On aurait pu parier sur l’anglais, l’espagnol ou encore une langue régionale comme le breton ou l’occitan. Mais non : la deuxième langue la plus parlée en France, juste après le français, est… l’arabe dialectal. Un fait linguistique aussi discret que fascinant, qui en dit long sur l’histoire culturelle du pays et sur la diversité de ceux qui l’habitent.
Une France officiellement monolingue, mais linguistiquement foisonnante
Depuis 1992, la Constitution française stipule que « la langue de la République est le français ». Pourtant, la réalité est bien plus nuancée. Selon le ministère de la Culture, la France compte aujourd’hui 72 langues régionales et plusieurs langues non-territoriales, toutes regroupées sous l’appellation de « langues de France ».
Autrement dit, si la France ne reconnaît officiellement qu’une seule langue, elle en abrite en réalité des dizaines, héritées de son histoire, de ses régions ou encore de ses vagues migratoires.
Dans cette mosaïque linguistique, l’arabe dialectal se hisse désormais en tête, avec entre 3 et 4 millions de locuteurs.
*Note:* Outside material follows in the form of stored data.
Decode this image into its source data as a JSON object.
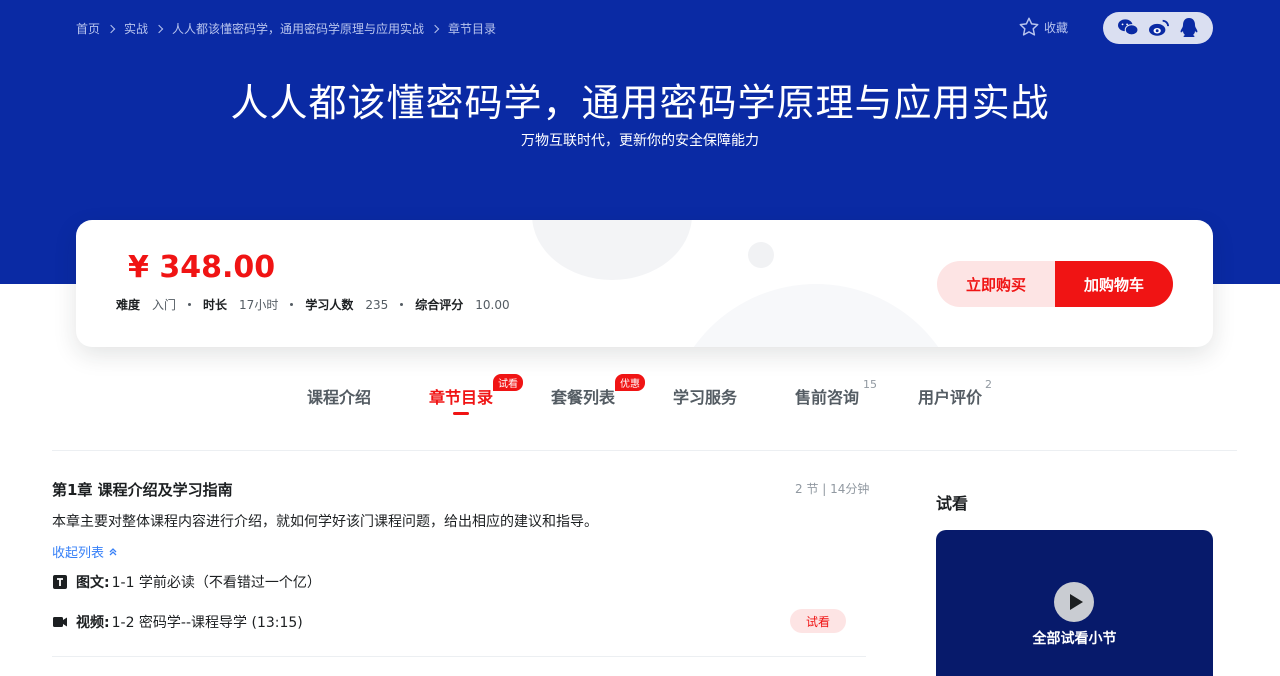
{
  "breadcrumb": [
    "首页",
    "实战",
    "人人都该懂密码学，通用密码学原理与应用实战",
    "章节目录"
  ],
  "favorite_label": "收藏",
  "course": {
    "title": "人人都该懂密码学，通用密码学原理与应用实战",
    "subtitle": "万物互联时代，更新你的安全保障能力"
  },
  "price_card": {
    "price": "¥ 348.00",
    "meta": [
      {
        "label": "难度",
        "value": "入门"
      },
      {
        "label": "时长",
        "value": "17小时"
      },
      {
        "label": "学习人数",
        "value": "235"
      },
      {
        "label": "综合评分",
        "value": "10.00"
      }
    ],
    "buy_label": "立即购买",
    "cart_label": "加购物车"
  },
  "tabs": [
    {
      "label": "课程介绍"
    },
    {
      "label": "章节目录",
      "badge": "试看",
      "active": true
    },
    {
      "label": "套餐列表",
      "badge": "优惠"
    },
    {
      "label": "学习服务"
    },
    {
      "label": "售前咨询",
      "count": "15"
    },
    {
      "label": "用户评价",
      "count": "2"
    }
  ],
  "chapter": {
    "title": "第1章 课程介绍及学习指南",
    "stat": "2 节 | 14分钟",
    "description": "本章主要对整体课程内容进行介绍，就如何学好该门课程问题，给出相应的建议和指导。",
    "collapse_label": "收起列表",
    "lessons": [
      {
        "type": "图文:",
        "title": "1-1 学前必读（不看错过一个亿）"
      },
      {
        "type": "视频:",
        "title": "1-2 密码学--课程导学 (13:15)",
        "tag": "试看"
      }
    ]
  },
  "sidebar": {
    "title": "试看",
    "card_label": "全部试看小节"
  },
  "colors": {
    "hero_bg": "#0a2aa4",
    "accent_red": "#f01414",
    "link_blue": "#3780f7"
  }
}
Un chiffre qui dépasse de loin les locuteurs du créole, du berbère, de l’alsacien, du corse ou du basque. Une véritable première historique.
Qu’entend-on par “arabe dialectal” ?
Contrairement à l’arabe littéral – celui utilisé dans les textes officiels, la presse ou la religion – l’arabe dialectal est une langue essentiellement orale. Il regroupe une multitude de variantes, souvent très différentes les unes des autres. Comme le souligne le linguiste Jean Sellier, « la distance entre un dialecte du Maroc et un dialecte de la péninsule Arabique équivaut à celle séparant le portugais du roumain ».
En France, c’est surtout l’arabe maghrébin qui domine, porté par les communautés originaires du Maroc, d’Algérie et de Tunisie. On y trouve aussi, plus marginalement, des variantes libanaises, égyptiennes ou syriennes.
Mais attention : l’arabe dialectal n’est pas une langue homogène. Même au Maghreb, un Marocain et un Algérien ne se comprennent pas toujours parfaitement. Cette diversité fait toute sa richesse, mais rend aussi sa codification complexe.
Une langue « de France », au même titre que le breton ou le corse
Si l’arabe dialectal a obtenu le statut de langue de France, c’est parce qu’il répond à deux critères essentiels établis par le ministère de la Culture :
- Être parlé depuis longtemps sur le territoire, donc faire partie du patrimoine culturel national ;
- Ne pas être langue officielle d’un autre État.
C’est précisément ce qui distingue l’arabe dialectal de l’arabe littéral. Ce dernier étant langue officielle dans de nombreux pays, il n’entre pas dans cette classification.
Cette reconnaissance symbolique, portée notamment par des linguistes comme Bernard Cerquiglini, marque une évolution importante dans la conception du patrimoine linguistique français. Elle souligne qu’une langue n’a pas besoin d’être écrite, ni même “d’origine régionale”, pour faire partie du paysage culturel hexagonal.
Un reflet des migrations et de la mondialisation
L’essor de l’arabe dialectal en France illustre aussi un phénomène sociologique majeur : le brassage culturel issu de plusieurs générations d’immigration, principalement maghrébine. Aujourd’hui, de nombreux Français grandissent dans un environnement bilingue, où le français se mêle à des expressions arabes entendues à la maison, dans les quartiers ou au marché.
Pourtant, le nombre exact de locuteurs reste difficile à établir. Comme le rappelle l’ancien délégué à la langue française Xavier North, « certains se déclarent arabophones même s’ils ne le parlent pas couramment ». Le lien à la langue est donc autant identitaire qu’il est linguistique.
En résumé, l’arabe dialectal n’est pas seulement la deuxième langue parlée en France : c’est une langue vivante, mouvante et profondément enracinée dans le quotidien de millions de personnes. Elle incarne à sa manière la diversité du pays et la richesse de son héritage linguistique.
Preuve, s’il en fallait encore une, que la France est bien plus polyglotte qu’elle ne le laisse paraître.